Mining companies climbed, pushing a gauge of basic resources companies up 6.1 percent, as Goldman Sachs Group Inc. said this week that Chinese commodity demand is set to rebound into the final quarter as the world’s largest user of energy and metals will see more infrastructure projects and construction.
BHP Billiton Ltd., the world’s largest mining group, rose 3.8 percent, while Rio Tinto Group, the third-biggest, added 10 percent.
Lonmin Plc advanced 4 percent after the platinum producer, whose main mine has been shut since Aug. 10 because of a violent strike that led to the death of 44 people, agreed with three labor unions to reopen wage talks.
Under the agreement, the miners will return to work at the operation, which accounts for a 10th of global platinum output, by 7 a.m. local time on Sept. 10.
Rhoen-Klinikum sank 23 percent as the German hospital operator said Fresenius SE decided against reviving its takeover bid, capping more than four months of jockeying over the top spot in the German hospital market.

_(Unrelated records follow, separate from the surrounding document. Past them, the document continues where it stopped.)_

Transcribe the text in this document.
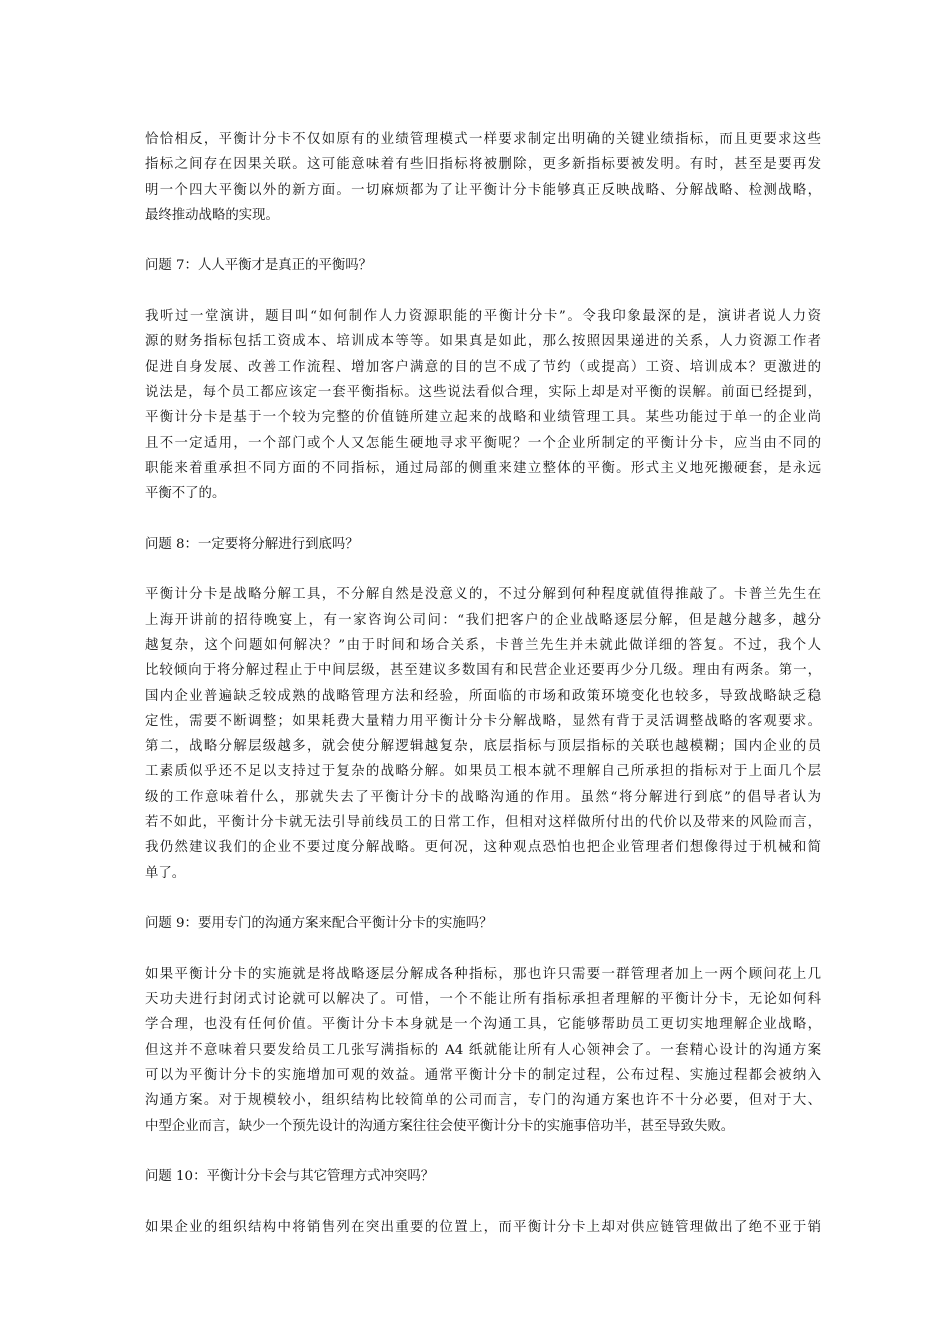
恰恰相反，平衡计分卡不仅如原有的业绩管理模式一样要求制定出明确的关键业绩指标，而且更要求这些
指标之间存在因果关联。这可能意味着有些旧指标将被删除，更多新指标要被发明。有时，甚至是要再发
明一个四大平衡以外的新方面。一切麻烦都为了让平衡计分卡能够真正反映战略、分解战略、检测战略，
最终推动战略的实现。

问题 7：人人平衡才是真正的平衡吗？

我听过一堂演讲，题目叫“如何制作人力资源职能的平衡计分卡”。令我印象最深的是，演讲者说人力资
源的财务指标包括工资成本、培训成本等等。如果真是如此，那么按照因果递进的关系，人力资源工作者
促进自身发展、改善工作流程、增加客户满意的目的岂不成了节约（或提高）工资、培训成本？更激进的
说法是，每个员工都应该定一套平衡指标。这些说法看似合理，实际上却是对平衡的误解。前面已经提到，
平衡计分卡是基于一个较为完整的价值链所建立起来的战略和业绩管理工具。某些功能过于单一的企业尚
且不一定适用，一个部门或个人又怎能生硬地寻求平衡呢？一个企业所制定的平衡计分卡，应当由不同的
职能来着重承担不同方面的不同指标，通过局部的侧重来建立整体的平衡。形式主义地死搬硬套，是永远
平衡不了的。

问题 8：一定要将分解进行到底吗？

平衡计分卡是战略分解工具，不分解自然是没意义的，不过分解到何种程度就值得推敲了。卡普兰先生在
上海开讲前的招待晚宴上，有一家咨询公司问：“我们把客户的企业战略逐层分解，但是越分越多，越分
越复杂，这个问题如何解决？”由于时间和场合关系，卡普兰先生并未就此做详细的答复。不过，我个人
比较倾向于将分解过程止于中间层级，甚至建议多数国有和民营企业还要再少分几级。理由有两条。第一，
国内企业普遍缺乏较成熟的战略管理方法和经验，所面临的市场和政策环境变化也较多，导致战略缺乏稳
定性，需要不断调整；如果耗费大量精力用平衡计分卡分解战略，显然有背于灵活调整战略的客观要求。
第二，战略分解层级越多，就会使分解逻辑越复杂，底层指标与顶层指标的关联也越模糊；国内企业的员
工素质似乎还不足以支持过于复杂的战略分解。如果员工根本就不理解自己所承担的指标对于上面几个层
级的工作意味着什么，那就失去了平衡计分卡的战略沟通的作用。虽然“将分解进行到底”的倡导者认为
若不如此，平衡计分卡就无法引导前线员工的日常工作，但相对这样做所付出的代价以及带来的风险而言，
我仍然建议我们的企业不要过度分解战略。更何况，这种观点恐怕也把企业管理者们想像得过于机械和简
单了。

问题 9：要用专门的沟通方案来配合平衡计分卡的实施吗？

如果平衡计分卡的实施就是将战略逐层分解成各种指标，那也许只需要一群管理者加上一两个顾问花上几
天功夫进行封闭式讨论就可以解决了。可惜，一个不能让所有指标承担者理解的平衡计分卡，无论如何科
学合理，也没有任何价值。平衡计分卡本身就是一个沟通工具，它能够帮助员工更切实地理解企业战略，
但这并不意味着只要发给员工几张写满指标的 A4 纸就能让所有人心领神会了。一套精心设计的沟通方案
可以为平衡计分卡的实施增加可观的效益。通常平衡计分卡的制定过程，公布过程、实施过程都会被纳入
沟通方案。对于规模较小，组织结构比较简单的公司而言，专门的沟通方案也许不十分必要，但对于大、
中型企业而言，缺少一个预先设计的沟通方案往往会使平衡计分卡的实施事倍功半，甚至导致失败。

问题 10：平衡计分卡会与其它管理方式冲突吗？

如果企业的组织结构中将销售列在突出重要的位置上，而平衡计分卡上却对供应链管理做出了绝不亚于销
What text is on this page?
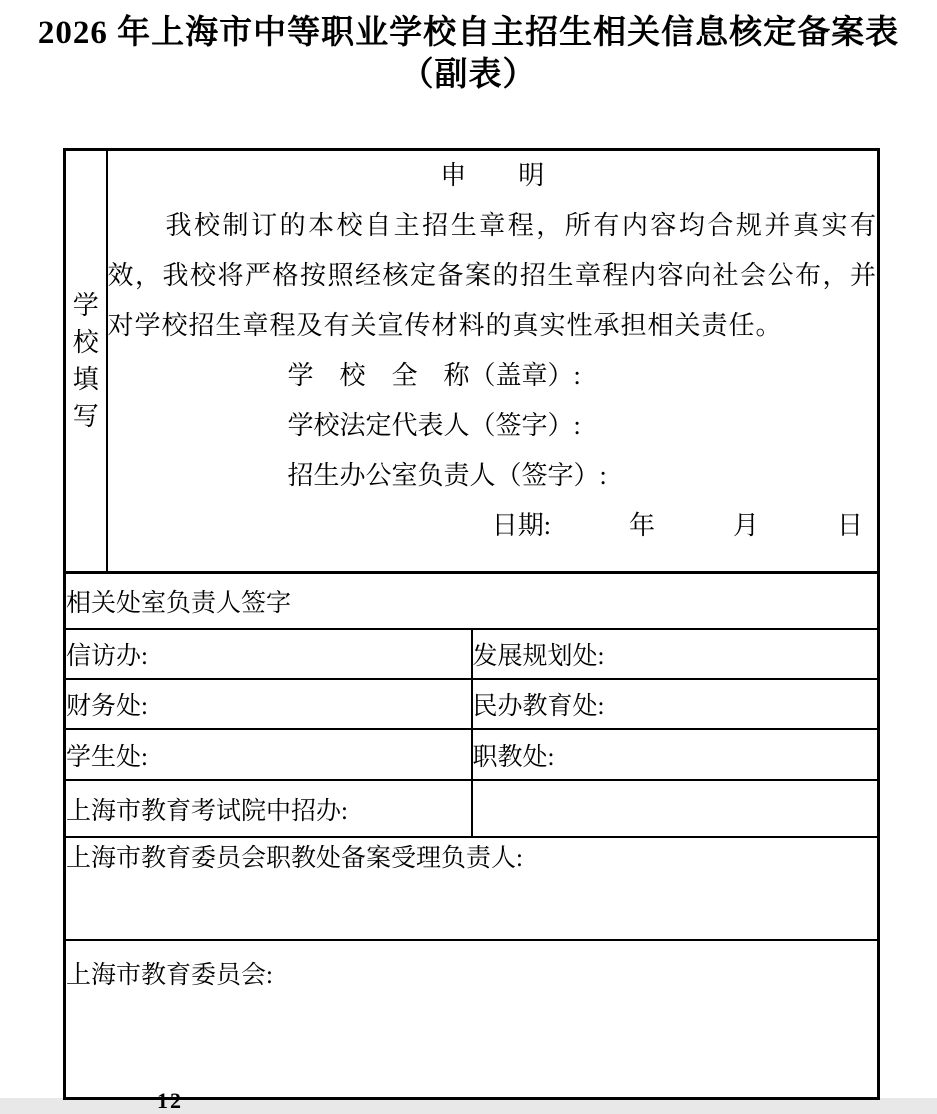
2026 年上海市中等职业学校自主招生相关信息核定备案表
（副表）
学校填写	
申　　明

我校制订的本校自主招生章程，所有内容均合规并真实有效，我校将严格按照经核定备案的招生章程内容向社会公布，并对学校招生章程及有关宣传材料的真实性承担相关责任。

学　校　全　称（盖章）:
学校法定代表人（签字）:
招生办公室负责人（签字）:
日期:　　　年　　　月　　　日

相关处室负责人签字		
信访办:		发展规划处:
财务处:		民办教育处:
学生处:		职教处:
上海市教育考试院中招办:		
上海市教育委员会职教处备案受理负责人:		
上海市教育委员会:		
12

Nokia Oyj tumbled 9 percent after the introduction of two Lumia smartphones with Microsoft Corp.’s new Windows Phone software failed to impress investors.
Nokia is counting on its partnership with Microsoft to help boost sales and return it to profitability after falling behind rivals. The company has identified the U.S. as a market where it has to win back users and gain momentum in its comeback bid.
British American Tobacco Plc, Europe’s largest cigarette maker, retreated 3.9 percent and Imperial Tobacco Group Plc, the second-biggest, slumped 7.9 percent. Russia’s government will submit a law banning smoking in public places to parliament by Nov. 1 and Le Parisien said French Health Minister Marisol Touraine will announce a plan in the coming weeks to remove branding labels from cigarette packs and increase the price by 40 cents per packet from Oct. 1.